O nascimento da Superinteligência
A IA já está saindo da moda.
Parece que a Inteligência Artificial já está ficando obsoleta. O negócio agora é a Superinteligência Segura, ou melhor, SSI.
O responsável pela (futura) façanha é o ex-membro da direção da OpenAI, Ilya Sutskever. Ele se juntou aos empreendedores Daniel Gross e Daniel Levy pra montar uma nova companhia, cujo nome super modesto é, exatamente, SSI.
A empresa tem até um website minimalista. Nele, lemos que os sócios pretendem não se deixar levar por coisas como lançar produtos e se adaptar a objetivos comerciais de curto prazo. Segurança é a principal preocupação.
Mas a (intencionalmente pequena) equipe da SSI já considera estar enfrentando o "mais importante problema técnico da nossa época". E suas armas são a "engenharia revolucionária e as inovações científicas". Aplausos.
Não que a SSI tenha algo pra mostrar agora. Mas terá. Confie.
Imagine essa lógica aplicada a uma padaria:
– Eu gostaria de fazer um pedido.
– Claro! Teremos uma super baguete revolucionária, feita com as técnicas inovadoras!
– Parece bom. Me manda duas. Com manteiga, na chapa.
– Err… Não temos o produto ainda.
– Não? E quando sai?
– Rapidamente!
– Rapidamente é o quê? 15 minutos?
– Não sei, não queremos nos preocupar com pressões imediatistas do mercado. Na verdade, nem mesmo em lançar um produto.
– Interessante… O que você tem pra agora, então?
– Nada. Mas o futuro será incrível! E seguro!
– Então por que você anunciou que a bendita padaria está aberta?
– Pra dizer que estamos trabalhando no maior desafio culinário da nossa época.
– Entendi.
– Mas no nosso ritmo.
– Ok. Posso, pelo menos, usar o banheiro?
– Ainda está em construção.
– Mas será genial, aposto!
– Revolucionário!
Não é que eu queira ridicularizar esses engenheiros, que têm um currículo que eu levaria 200 vidas pra acumular. Só quero entender o que mudou na sociedade.
No passado, as empresas escondiam as ideias até o último minuto. Se algum funcionário vazasse um segredo, seria oferecido como churrasco, com vinagrete. Agora, o hype antecede o produto. Quer dizer, nem precisa de produto. O hype é o produto.
Outra coisa intrigante é o uso da palavra "seguro". Aí está a humanidade, debatendo há milhares de anos o que isso significa.
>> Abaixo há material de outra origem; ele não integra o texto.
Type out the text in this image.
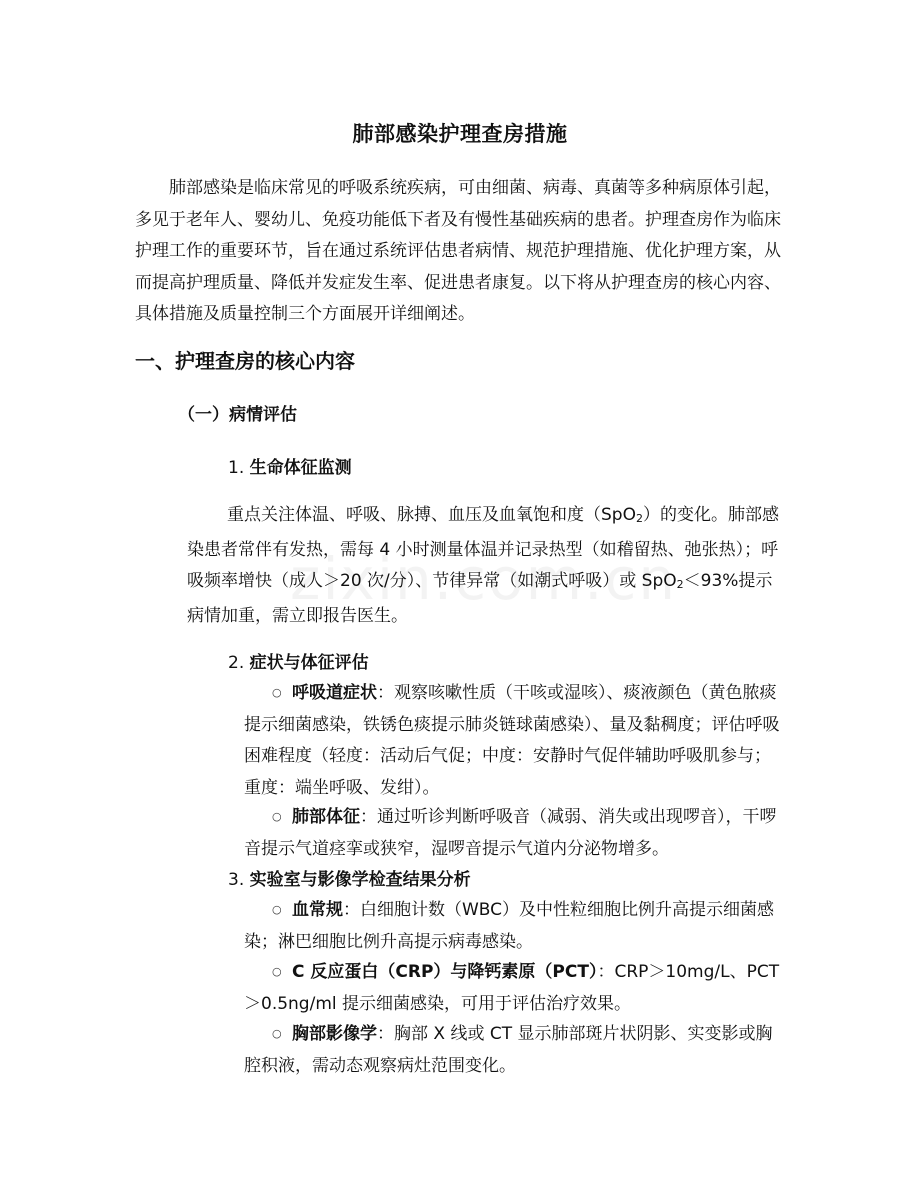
肺部感染护理查房措施

肺部感染是临床常见的呼吸系统疾病，可由细菌、病毒、真菌等多种病原体引起，多见于老年人、婴幼儿、免疫功能低下者及有慢性基础疾病的患者。护理查房作为临床护理工作的重要环节，旨在通过系统评估患者病情、规范护理措施、优化护理方案，从而提高护理质量、降低并发症发生率、促进患者康复。以下将从护理查房的核心内容、具体措施及质量控制三个方面展开详细阐述。

一、护理查房的核心内容
（一）病情评估
1. 生命体征监测

重点关注体温、呼吸、脉搏、血压及血氧饱和度（SpO$_2$）的变化。肺部感染患者常伴有发热，需每 4 小时测量体温并记录热型（如稽留热、弛张热）；呼吸频率增快（成人＞20 次/分）、节律异常（如潮式呼吸）或 SpO$_2$＜93%提示病情加重，需立即报告医生。

2. 症状与体征评估

○ 呼吸道症状：观察咳嗽性质（干咳或湿咳）、痰液颜色（黄色脓痰提示细菌感染，铁锈色痰提示肺炎链球菌感染）、量及黏稠度；评估呼吸困难程度（轻度：活动后气促；中度：安静时气促伴辅助呼吸肌参与；重度：端坐呼吸、发绀）。

○ 肺部体征：通过听诊判断呼吸音（减弱、消失或出现啰音），干啰音提示气道痉挛或狭窄，湿啰音提示气道内分泌物增多。

3. 实验室与影像学检查结果分析

○ 血常规：白细胞计数（WBC）及中性粒细胞比例升高提示细菌感染；淋巴细胞比例升高提示病毒感染。

○ C 反应蛋白（CRP）与降钙素原（PCT）：CRP＞10mg/L、PCT＞0.5ng/ml 提示细菌感染，可用于评估治疗效果。

○ 胸部影像学：胸部 X 线或 CT 显示肺部斑片状阴影、实变影或胸腔积液，需动态观察病灶范围变化。
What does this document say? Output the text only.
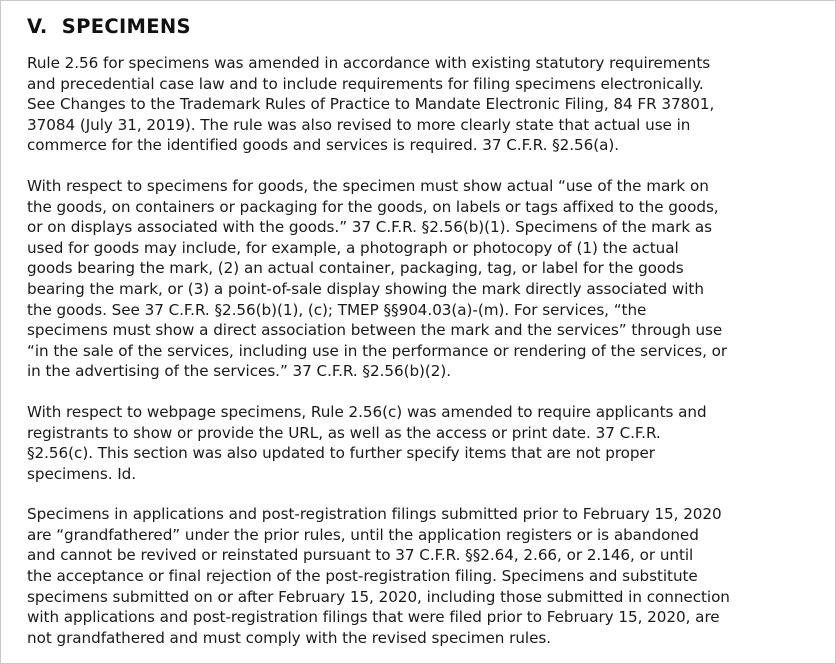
V. SPECIMENS

Rule 2.56 for specimens was amended in accordance with existing statutory requirements
and precedential case law and to include requirements for filing specimens electronically.
See Changes to the Trademark Rules of Practice to Mandate Electronic Filing, 84 FR 37801,
37084 (July 31, 2019). The rule was also revised to more clearly state that actual use in
commerce for the identified goods and services is required. 37 C.F.R. §2.56(a).

With respect to specimens for goods, the specimen must show actual “use of the mark on
the goods, on containers or packaging for the goods, on labels or tags affixed to the goods,
or on displays associated with the goods.” 37 C.F.R. §2.56(b)(1). Specimens of the mark as
used for goods may include, for example, a photograph or photocopy of (1) the actual
goods bearing the mark, (2) an actual container, packaging, tag, or label for the goods
bearing the mark, or (3) a point-of-sale display showing the mark directly associated with
the goods. See 37 C.F.R. §2.56(b)(1), (c); TMEP §§904.03(a)-(m). For services, “the
specimens must show a direct association between the mark and the services” through use
“in the sale of the services, including use in the performance or rendering of the services, or
in the advertising of the services.” 37 C.F.R. §2.56(b)(2).

With respect to webpage specimens, Rule 2.56(c) was amended to require applicants and
registrants to show or provide the URL, as well as the access or print date. 37 C.F.R.
§2.56(c). This section was also updated to further specify items that are not proper
specimens. Id.

Specimens in applications and post-registration filings submitted prior to February 15, 2020
are “grandfathered” under the prior rules, until the application registers or is abandoned
and cannot be revived or reinstated pursuant to 37 C.F.R. §§2.64, 2.66, or 2.146, or until
the acceptance or final rejection of the post-registration filing. Specimens and substitute
specimens submitted on or after February 15, 2020, including those submitted in connection
with applications and post-registration filings that were filed prior to February 15, 2020, are
not grandfathered and must comply with the revised specimen rules.
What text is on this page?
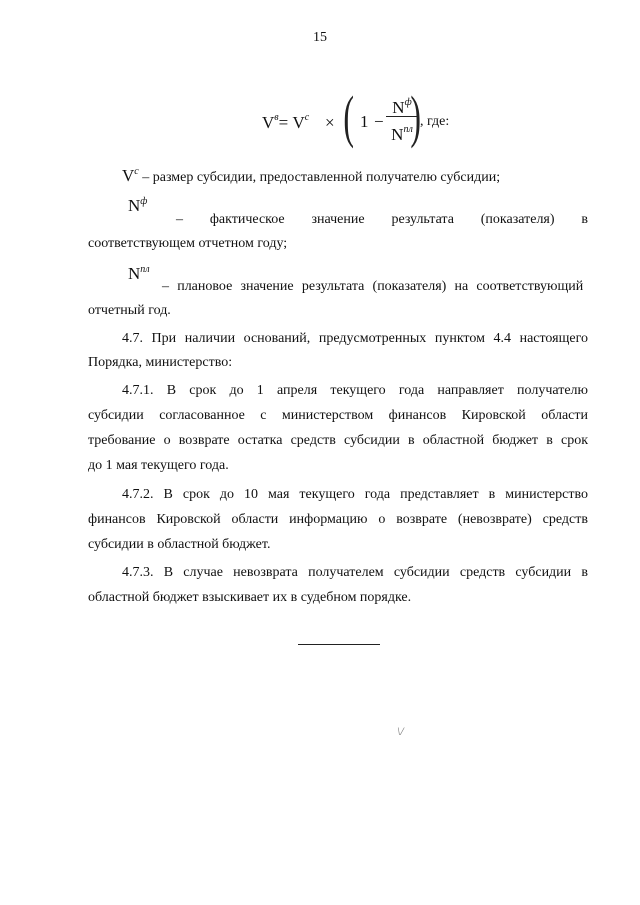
15
$V^в= V^c$ × ( 1 −
$N^ф$
$N^{пл}$
) , где:
$V^c$ – размер субсидии, предоставленной получателю субсидии;
$N^ф$
– фактическое значение результата (показателя) в
соответствующем отчетном году;
$N^{пл}$
– плановое значение результата (показателя) на соответствующий
отчетный год.
4.7. При наличии оснований, предусмотренных пунктом 4.4 настоящего
Порядка, министерство:
4.7.1. В срок до 1 апреля текущего года направляет получателю
субсидии согласованное с министерством финансов Кировской области
требование о возврате остатка средств субсидии в областной бюджет в срок
до 1 мая текущего года.
4.7.2. В срок до 10 мая текущего года представляет в министерство
финансов Кировской области информацию о возврате (невозврате) средств
субсидии в областной бюджет.
4.7.3. В случае невозврата получателем субсидии средств субсидии в
областной бюджет взыскивает их в судебном порядке.
\/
E chegamos a poucas conclusões.
Na verdade, humanos não parecem entender muito do assunto. Cedo ou tarde, acabamos nos metendo em guerras, fabricando doenças, destruindo civilizações e, pelo jeito, até o planeta.
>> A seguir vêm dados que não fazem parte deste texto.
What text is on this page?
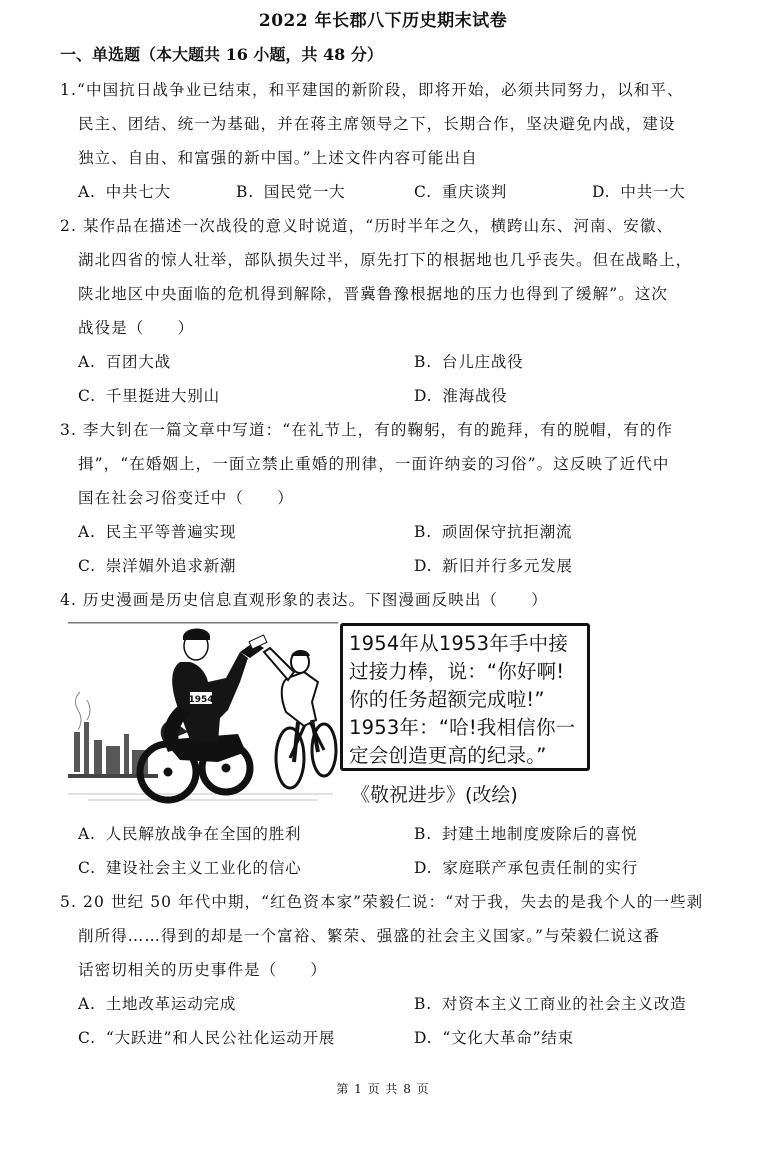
2022 年长郡八下历史期末试卷
一、单选题（本大题共 16 小题，共 48 分）
1.“中国抗日战争业已结束，和平建国的新阶段，即将开始，必须共同努力，以和平、
民主、团结、统一为基础，并在蒋主席领导之下，长期合作，坚决避免内战，建设
独立、自由、和富强的新中国。”上述文件内容可能出自
A. 中共七大	B. 国民党一大	C. 重庆谈判	D. 中共一大
2. 某作品在描述一次战役的意义时说道，“历时半年之久，横跨山东、河南、安徽、
湖北四省的惊人壮举，部队损失过半，原先打下的根据地也几乎丧失。但在战略上，
陕北地区中央面临的危机得到解除，晋冀鲁豫根据地的压力也得到了缓解”。这次
战役是（　　）
A. 百团大战	B. 台儿庄战役
C. 千里挺进大别山	D. 淮海战役
3. 李大钊在一篇文章中写道：“在礼节上，有的鞠躬，有的跪拜，有的脱帽，有的作
揖”，“在婚姻上，一面立禁止重婚的刑律，一面许纳妾的习俗”。这反映了近代中
国在社会习俗变迁中（　　）
A. 民主平等普遍实现	B. 顽固保守抗拒潮流
C. 崇洋媚外追求新潮	D. 新旧并行多元发展
4. 历史漫画是历史信息直观形象的表达。下图漫画反映出（　　）
1954
1954年从1953年手中接
过接力棒，说：“你好啊!
你的任务超额完成啦!”
1953年：“哈!我相信你一
定会创造更高的纪录。”
《敬祝进步》(改绘)
A. 人民解放战争在全国的胜利	B. 封建土地制度废除后的喜悦
C. 建设社会主义工业化的信心	D. 家庭联产承包责任制的实行
5. 20 世纪 50 年代中期，“红色资本家”荣毅仁说：“对于我，失去的是我个人的一些剥
削所得……得到的却是一个富裕、繁荣、强盛的社会主义国家。”与荣毅仁说这番
话密切相关的历史事件是（　　）
A. 土地改革运动完成	B. 对资本主义工商业的社会主义改造
C. “大跃进”和人民公社化运动开展	D. “文化大革命”结束
第 1 页 共 8 页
Mas, é claro, o pessoal da IA está baseado em inovações científicas e engenharia revolucionária. Assim como o pessoal da Revolução Industrial. Mas agora elas são muito melhores. Mais rápidas. Mais seguras. Ah, esses barões do óleo, que se achavam o máximo.
A grande pergunta aqui é que condições culturais permitem que os engenheiros da IA (ou SSI) pensem dessa maneira tão confiante. O extremo do individualismo empreendedor do século 20, potencializado pela hegemonia da indústria do entretenimento? O salvacionismo herdado de alguma interpretação do cristianismo?
O que faz alguém levantar da cama, escovar os dentes e ir pro trabalho, achando que vai revolucionar o mundo? O que faz com que essa pessoa não se sinta um impostor? E o que leva a sociedade acreditar nisso?
Veja: no passado, profecia era coisa pra… profetas. Agora, democratizamos a profissão. Moisés? Esse amador, escrevendo na pedra e dividindo mares. Nós vamos superar os humanos. Mas amanhã, que hoje estou ocupado.
E se o pessoal da OpenAI tivesse sido educado na Dinamarca, em vez dos EUA? Seria influenciado pela Lei de Jante e valorizaria mais a coletividade, em vez de declarar coisas como… saber o que é seguro? Nem mesmo uma enquetezinha pra saber o que outras pessoas acham que isso significa?
Não sei. Não sei. Melhor perguntar pra Superinteligência. Eu mal consigo entender as letras dos testes de CAPTCHA.